CNN-based Homophone Disambiguation for conversational speech

Status

Finished

Type

Bachelor Project

Announcement date

01 Jan 2022

Student

Emil Berger

Mentors

Research Areas

** Abstract **

Homophones are words which have a different meaning but are pronounced the same way, which is a common problem in automatic speech recognition (ASR). In this thesis, certain machine learning methods were used to disambiguate the word tokens ’ach’, ’ah’, ’auch’, ’eine’ and ’er’ which were all reduced to the sound /a/ in conversational Austrian German.

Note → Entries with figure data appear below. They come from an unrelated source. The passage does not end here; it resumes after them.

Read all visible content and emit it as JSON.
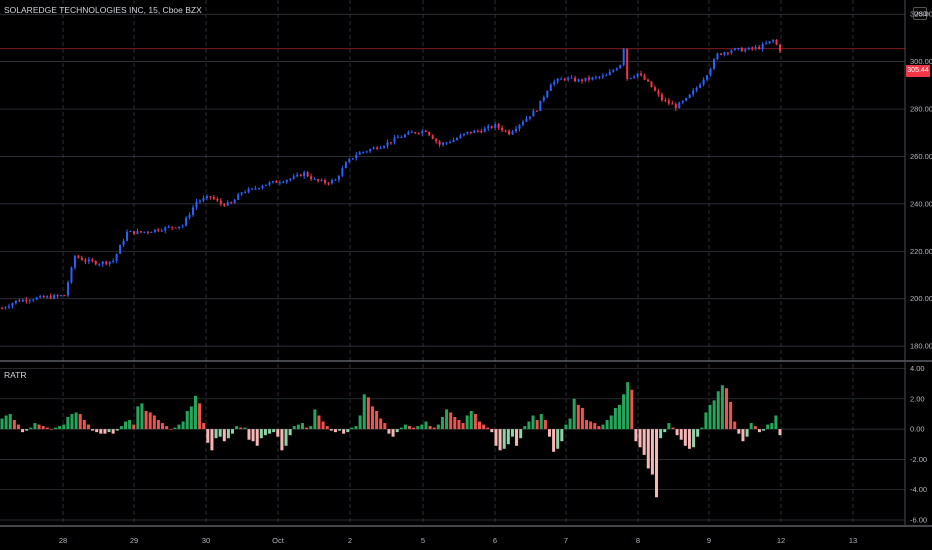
{
  "header": {
    "title": "SOLAREDGE TECHNOLOGIES INC, 15, Cboe BZX",
    "currency_label": "USD"
  },
  "price_tag": {
    "value": "305.44",
    "color": "#f23645"
  },
  "colors": {
    "up": "#2962ff",
    "down": "#f23645",
    "osc_up_strong": "#26a65b",
    "osc_up_weak": "#ef5350",
    "osc_down_strong": "#f8b6b6",
    "osc_down_weak": "#8fd3a8",
    "grid": "#2a2e39",
    "background": "#000000"
  },
  "chart_data": [
    {
      "type": "candlestick",
      "title": "SOLAREDGE TECHNOLOGIES INC, 15, Cboe BZX",
      "y_ticks": [
        "320.00",
        "300.00",
        "280.00",
        "260.00",
        "240.00",
        "220.00",
        "200.00",
        "180.00"
      ],
      "ylim": [
        175,
        326
      ],
      "x_ticks": [
        "28",
        "29",
        "30",
        "Oct",
        "2",
        "5",
        "6",
        "7",
        "8",
        "9",
        "12",
        "13"
      ],
      "last_price": 305.44,
      "grid": true,
      "close_path": [
        [
          0,
          196
        ],
        [
          4,
          199
        ],
        [
          8,
          200
        ],
        [
          16,
          201
        ],
        [
          18,
          201.5
        ],
        [
          21,
          218
        ],
        [
          24,
          216
        ],
        [
          28,
          215
        ],
        [
          32,
          216
        ],
        [
          36,
          228
        ],
        [
          40,
          228
        ],
        [
          44,
          229
        ],
        [
          48,
          230
        ],
        [
          52,
          231
        ],
        [
          56,
          241
        ],
        [
          60,
          243
        ],
        [
          63,
          240
        ],
        [
          66,
          240
        ],
        [
          69,
          245
        ],
        [
          72,
          246
        ],
        [
          75,
          248
        ],
        [
          78,
          249
        ],
        [
          81,
          250
        ],
        [
          84,
          251
        ],
        [
          87,
          253
        ],
        [
          90,
          250
        ],
        [
          93,
          249
        ],
        [
          96,
          250
        ],
        [
          99,
          257
        ],
        [
          102,
          261
        ],
        [
          106,
          263
        ],
        [
          110,
          265
        ],
        [
          114,
          268
        ],
        [
          118,
          270
        ],
        [
          122,
          271
        ],
        [
          126,
          265
        ],
        [
          130,
          267
        ],
        [
          134,
          270
        ],
        [
          138,
          271
        ],
        [
          142,
          273
        ],
        [
          146,
          270
        ],
        [
          150,
          275
        ],
        [
          154,
          280
        ],
        [
          158,
          291
        ],
        [
          162,
          293
        ],
        [
          166,
          292
        ],
        [
          170,
          293
        ],
        [
          174,
          294
        ],
        [
          178,
          299
        ],
        [
          179,
          306
        ],
        [
          180,
          293
        ],
        [
          183,
          295
        ],
        [
          186,
          291
        ],
        [
          190,
          284
        ],
        [
          194,
          281
        ],
        [
          197,
          284
        ],
        [
          200,
          289
        ],
        [
          203,
          295
        ],
        [
          206,
          303
        ],
        [
          210,
          305
        ],
        [
          214,
          305
        ],
        [
          218,
          306
        ],
        [
          222,
          309
        ],
        [
          224,
          305
        ]
      ]
    },
    {
      "type": "bar",
      "title": "RATR",
      "y_ticks": [
        "4.00",
        "2.00",
        "0.00",
        "-2.00",
        "-4.00",
        "-6.00"
      ],
      "ylim": [
        -6.2,
        4.3
      ],
      "values": [
        0.7,
        0.9,
        1.0,
        0.6,
        0.3,
        -0.2,
        -0.1,
        0.1,
        0.4,
        0.3,
        0.2,
        0.1,
        0.0,
        0.1,
        0.2,
        0.3,
        0.8,
        1.0,
        1.1,
        1.0,
        0.6,
        0.3,
        -0.1,
        -0.2,
        -0.3,
        -0.3,
        -0.2,
        -0.3,
        -0.1,
        0.2,
        0.5,
        0.6,
        0.3,
        1.5,
        1.7,
        1.2,
        1.1,
        0.9,
        0.6,
        0.4,
        0.2,
        0.0,
        0.1,
        0.3,
        0.5,
        1.2,
        1.5,
        2.2,
        1.7,
        0.4,
        -0.9,
        -1.4,
        -0.6,
        -0.5,
        -0.8,
        -0.6,
        -0.3,
        0.2,
        0.1,
        0.1,
        -0.7,
        -0.8,
        -1.1,
        -0.6,
        -0.4,
        -0.3,
        -0.2,
        -0.5,
        -1.4,
        -1.1,
        -0.4,
        0.2,
        0.3,
        0.4,
        0.1,
        0.2,
        1.3,
        0.9,
        0.5,
        0.2,
        -0.1,
        -0.2,
        -0.1,
        -0.3,
        -0.2,
        0.1,
        0.2,
        0.9,
        2.3,
        2.1,
        1.5,
        1.2,
        0.7,
        0.4,
        -0.3,
        -0.5,
        -0.2,
        0.1,
        0.3,
        0.2,
        0.1,
        0.2,
        0.3,
        0.5,
        0.2,
        0.1,
        0.3,
        0.8,
        1.3,
        1.1,
        0.8,
        0.6,
        0.4,
        0.9,
        1.2,
        1.0,
        0.5,
        0.3,
        0.1,
        -0.2,
        -1.1,
        -1.4,
        -1.3,
        -1.0,
        -0.5,
        -1.1,
        -0.6,
        0.2,
        0.5,
        0.9,
        0.6,
        1.0,
        0.6,
        -0.5,
        -1.5,
        -1.3,
        -0.8,
        0.3,
        0.7,
        2.0,
        1.6,
        1.4,
        0.6,
        0.5,
        0.4,
        0.2,
        0.3,
        0.6,
        0.9,
        1.4,
        1.6,
        2.3,
        3.1,
        2.6,
        -0.8,
        -1.2,
        -1.7,
        -2.6,
        -3.0,
        -4.5,
        -0.6,
        -0.2,
        0.4,
        0.1,
        -0.4,
        -0.7,
        -1.1,
        -1.3,
        -1.2,
        -0.5,
        0.1,
        1.1,
        1.6,
        1.9,
        2.5,
        2.9,
        2.7,
        1.8,
        0.5,
        -0.3,
        -0.8,
        -0.5,
        0.4,
        0.2,
        -0.2,
        -0.1,
        0.3,
        0.4,
        0.9,
        -0.4
      ]
    }
  ]
}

Two approaches have been taken: (a) 128 acoustic and prosodic features were extracted from the tokens and used for different multi-layer-perceptrons (MLP) and a logistic regression model. The data originated from the GRASS corpus [1]. This approach builds on previous work by Xenia Kogler [2] who used a Random Forest. (b) Spectrograms were extracted with and without including the silence before the token of interest. With these spectrograms, different convolutional neural network (CNN) models were created: A greyscale model, an RGB model with the fundamental frequency (F0) represented in the green channel, and a combined model, which took a greyscale spectrogram and F0 as a one-dimensional signal as an input.

The feature based models showed similar results as the random forest, the best MLP model reached an accuracy of 57% and the logistic regression model reached an accuracy of 54%.

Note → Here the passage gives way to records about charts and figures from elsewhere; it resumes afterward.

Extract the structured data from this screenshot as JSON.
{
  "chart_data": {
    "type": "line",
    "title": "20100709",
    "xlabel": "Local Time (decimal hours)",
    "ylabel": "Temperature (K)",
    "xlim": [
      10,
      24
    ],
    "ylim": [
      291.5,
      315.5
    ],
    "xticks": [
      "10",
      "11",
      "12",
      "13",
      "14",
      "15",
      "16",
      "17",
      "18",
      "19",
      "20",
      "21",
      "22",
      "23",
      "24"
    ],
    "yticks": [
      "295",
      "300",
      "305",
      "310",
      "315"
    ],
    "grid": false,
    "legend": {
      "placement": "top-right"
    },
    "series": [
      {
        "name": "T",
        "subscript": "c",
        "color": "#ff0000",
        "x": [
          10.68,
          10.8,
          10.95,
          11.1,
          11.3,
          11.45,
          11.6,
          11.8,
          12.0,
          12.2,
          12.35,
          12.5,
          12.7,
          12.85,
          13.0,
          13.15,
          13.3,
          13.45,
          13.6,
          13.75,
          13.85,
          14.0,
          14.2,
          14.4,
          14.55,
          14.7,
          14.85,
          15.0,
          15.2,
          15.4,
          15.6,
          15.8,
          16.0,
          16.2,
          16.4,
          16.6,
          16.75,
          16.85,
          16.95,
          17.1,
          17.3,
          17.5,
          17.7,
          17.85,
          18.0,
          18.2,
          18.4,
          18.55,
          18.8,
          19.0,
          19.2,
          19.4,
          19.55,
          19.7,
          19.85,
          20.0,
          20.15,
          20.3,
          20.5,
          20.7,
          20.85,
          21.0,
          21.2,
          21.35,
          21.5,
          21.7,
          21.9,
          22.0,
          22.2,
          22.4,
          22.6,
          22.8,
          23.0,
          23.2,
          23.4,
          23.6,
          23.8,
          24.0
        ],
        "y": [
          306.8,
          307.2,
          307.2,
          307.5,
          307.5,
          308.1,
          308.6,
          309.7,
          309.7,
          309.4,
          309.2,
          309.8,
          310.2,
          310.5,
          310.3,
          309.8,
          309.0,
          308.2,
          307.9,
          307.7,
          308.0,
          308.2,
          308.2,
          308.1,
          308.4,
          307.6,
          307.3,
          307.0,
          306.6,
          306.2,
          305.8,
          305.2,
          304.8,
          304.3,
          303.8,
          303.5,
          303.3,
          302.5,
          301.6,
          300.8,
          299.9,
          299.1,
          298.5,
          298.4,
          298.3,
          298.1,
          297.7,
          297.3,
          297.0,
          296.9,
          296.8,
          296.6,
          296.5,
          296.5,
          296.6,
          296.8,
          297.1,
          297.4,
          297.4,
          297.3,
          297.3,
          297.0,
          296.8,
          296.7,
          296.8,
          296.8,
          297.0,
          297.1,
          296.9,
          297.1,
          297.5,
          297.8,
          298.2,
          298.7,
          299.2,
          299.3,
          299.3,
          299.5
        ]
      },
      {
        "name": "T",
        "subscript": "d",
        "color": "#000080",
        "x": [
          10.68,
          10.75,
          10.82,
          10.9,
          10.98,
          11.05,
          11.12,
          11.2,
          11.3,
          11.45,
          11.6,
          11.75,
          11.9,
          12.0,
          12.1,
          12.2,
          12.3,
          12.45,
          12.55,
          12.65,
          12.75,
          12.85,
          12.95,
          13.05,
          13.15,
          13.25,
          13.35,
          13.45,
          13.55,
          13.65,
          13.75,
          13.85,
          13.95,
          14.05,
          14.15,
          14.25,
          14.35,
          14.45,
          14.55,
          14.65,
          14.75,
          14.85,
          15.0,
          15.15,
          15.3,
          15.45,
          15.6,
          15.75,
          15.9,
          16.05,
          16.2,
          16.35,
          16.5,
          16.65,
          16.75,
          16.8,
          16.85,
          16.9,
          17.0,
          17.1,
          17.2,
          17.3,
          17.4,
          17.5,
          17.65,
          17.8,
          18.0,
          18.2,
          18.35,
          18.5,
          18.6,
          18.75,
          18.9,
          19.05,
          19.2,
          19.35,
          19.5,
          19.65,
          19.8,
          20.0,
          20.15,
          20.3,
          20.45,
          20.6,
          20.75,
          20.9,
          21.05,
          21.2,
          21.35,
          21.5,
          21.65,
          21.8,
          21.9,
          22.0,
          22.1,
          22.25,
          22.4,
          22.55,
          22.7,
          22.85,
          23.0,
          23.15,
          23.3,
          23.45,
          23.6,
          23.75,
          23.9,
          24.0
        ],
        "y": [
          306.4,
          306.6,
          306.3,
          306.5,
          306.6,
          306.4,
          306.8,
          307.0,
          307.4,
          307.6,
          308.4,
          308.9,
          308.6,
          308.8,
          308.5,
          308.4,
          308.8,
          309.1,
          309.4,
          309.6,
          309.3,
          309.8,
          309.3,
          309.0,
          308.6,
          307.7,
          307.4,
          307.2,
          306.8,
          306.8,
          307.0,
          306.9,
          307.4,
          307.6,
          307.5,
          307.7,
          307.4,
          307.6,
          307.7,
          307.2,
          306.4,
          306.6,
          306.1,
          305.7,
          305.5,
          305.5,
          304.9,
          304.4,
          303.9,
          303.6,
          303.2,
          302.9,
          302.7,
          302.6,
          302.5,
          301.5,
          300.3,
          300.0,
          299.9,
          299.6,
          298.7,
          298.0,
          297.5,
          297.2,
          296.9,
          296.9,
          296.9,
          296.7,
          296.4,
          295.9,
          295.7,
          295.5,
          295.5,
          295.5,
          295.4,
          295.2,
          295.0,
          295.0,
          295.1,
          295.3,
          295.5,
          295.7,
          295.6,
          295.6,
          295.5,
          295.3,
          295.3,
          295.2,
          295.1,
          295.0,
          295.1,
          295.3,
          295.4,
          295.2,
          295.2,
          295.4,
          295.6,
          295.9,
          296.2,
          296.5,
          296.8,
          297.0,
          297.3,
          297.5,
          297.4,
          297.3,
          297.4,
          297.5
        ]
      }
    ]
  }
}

The spectrogram based models showed slightly lower accuracy, the best model reached 55% (greyscale spectrogram with included preceding silence). Another observation was the increase of the accuracy when the preceding silence was included - for the greyscale models the accuracy increased by 9%.

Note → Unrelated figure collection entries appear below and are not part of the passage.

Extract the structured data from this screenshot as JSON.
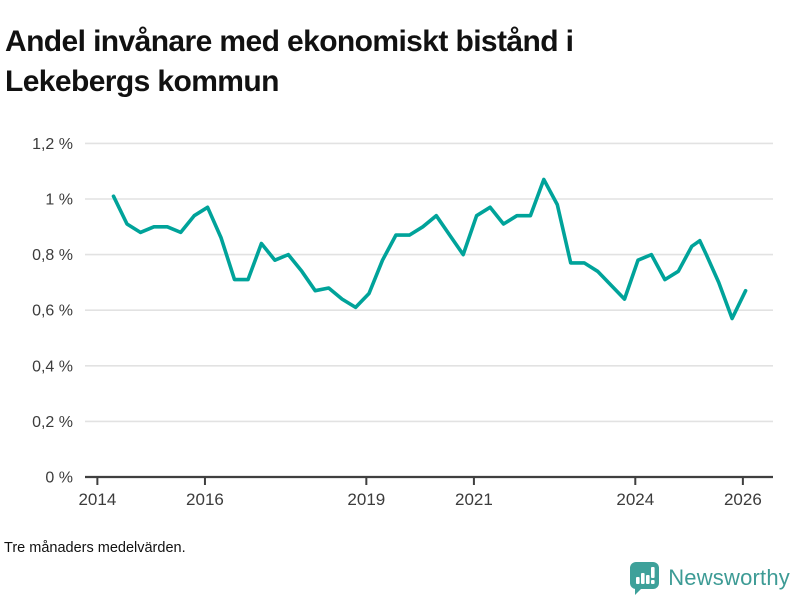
{
  "header": {
    "title_line1": "Andel invånare med ekonomiskt bistånd i",
    "title_line2": "Lekebergs kommun"
  },
  "footer": {
    "note": "Tre månaders medelvärden.",
    "brand_name": "Newsworthy"
  },
  "colors": {
    "line": "#00a39a",
    "brand_teal": "#3ea19a",
    "grid": "#e2e2e2",
    "axis": "#3f3f3f",
    "tick_label": "#3c3c3c",
    "title_text": "#111111"
  },
  "chart_data": {
    "type": "line",
    "title": "Andel invånare med ekonomiskt bistånd i Lekebergs kommun",
    "note": "Tre månaders medelvärden.",
    "unit": "%",
    "decimal_separator": ",",
    "grid": true,
    "legend": "none",
    "xlim": [
      2013.77,
      2026.56
    ],
    "ylim": [
      0,
      1.2
    ],
    "y_ticks": [
      {
        "value": 0,
        "label": "0 %"
      },
      {
        "value": 0.2,
        "label": "0,2 %"
      },
      {
        "value": 0.4,
        "label": "0,4 %"
      },
      {
        "value": 0.6,
        "label": "0,6 %"
      },
      {
        "value": 0.8,
        "label": "0,8 %"
      },
      {
        "value": 1,
        "label": "1 %"
      },
      {
        "value": 1.2,
        "label": "1,2 %"
      }
    ],
    "x_ticks": [
      {
        "value": 2014,
        "label": "2014"
      },
      {
        "value": 2016,
        "label": "2016"
      },
      {
        "value": 2019,
        "label": "2019"
      },
      {
        "value": 2021,
        "label": "2021"
      },
      {
        "value": 2024,
        "label": "2024"
      },
      {
        "value": 2026,
        "label": "2026"
      }
    ],
    "series": [
      {
        "name": "Andel invånare med ekonomiskt bistånd, Lekebergs kommun",
        "color": "#00a39a",
        "points": [
          [
            2014.3,
            1.01
          ],
          [
            2014.55,
            0.91
          ],
          [
            2014.8,
            0.88
          ],
          [
            2015.05,
            0.9
          ],
          [
            2015.3,
            0.9
          ],
          [
            2015.55,
            0.88
          ],
          [
            2015.8,
            0.94
          ],
          [
            2016.05,
            0.97
          ],
          [
            2016.3,
            0.86
          ],
          [
            2016.55,
            0.71
          ],
          [
            2016.8,
            0.71
          ],
          [
            2017.05,
            0.84
          ],
          [
            2017.3,
            0.78
          ],
          [
            2017.55,
            0.8
          ],
          [
            2017.8,
            0.74
          ],
          [
            2018.05,
            0.67
          ],
          [
            2018.3,
            0.68
          ],
          [
            2018.55,
            0.64
          ],
          [
            2018.8,
            0.61
          ],
          [
            2019.05,
            0.66
          ],
          [
            2019.3,
            0.78
          ],
          [
            2019.55,
            0.87
          ],
          [
            2019.8,
            0.87
          ],
          [
            2020.05,
            0.9
          ],
          [
            2020.3,
            0.94
          ],
          [
            2020.55,
            0.87
          ],
          [
            2020.8,
            0.8
          ],
          [
            2021.05,
            0.94
          ],
          [
            2021.3,
            0.97
          ],
          [
            2021.55,
            0.91
          ],
          [
            2021.8,
            0.94
          ],
          [
            2022.05,
            0.94
          ],
          [
            2022.3,
            1.07
          ],
          [
            2022.55,
            0.98
          ],
          [
            2022.8,
            0.77
          ],
          [
            2023.05,
            0.77
          ],
          [
            2023.3,
            0.74
          ],
          [
            2023.55,
            0.69
          ],
          [
            2023.8,
            0.64
          ],
          [
            2024.05,
            0.78
          ],
          [
            2024.3,
            0.8
          ],
          [
            2024.55,
            0.71
          ],
          [
            2024.8,
            0.74
          ],
          [
            2025.05,
            0.83
          ],
          [
            2025.2,
            0.85
          ],
          [
            2025.32,
            0.8
          ],
          [
            2025.55,
            0.7
          ],
          [
            2025.8,
            0.57
          ],
          [
            2026.05,
            0.67
          ]
        ]
      }
    ]
  }
}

For all experiments it can be said that the complex models did not perform as well, due to the small amount of data (4174 tokens for the feature based models, 4221 tokens for the CNN models).

The results of this thesis show, that a spectrogram approach, which uses low computational effort in comparison to the feature extraction, leads to a reasonable classification of homophones. This method is a promising approach for real-life ASR applications to decrease the word error rate.

[1] B. Schuppler, M. Hagmüller, and A. Zahrer, “A corpus of read and conversational Austrian German,” Speech Communication, vol. 94, pp. 62–74, 2017, issn: 0167-6393. doi: https://doi.org/10.1016/j.specom.2017.09.003. [Online]. Available: https://www.sciencedirect.com/science/art icle/pii/S0167639317300535.

[2] X. Kogler, “Classification of homophones in conversational Austrian German via random forest,” Bachelor’s thesis, Graz University of Technology, Oct. 2021.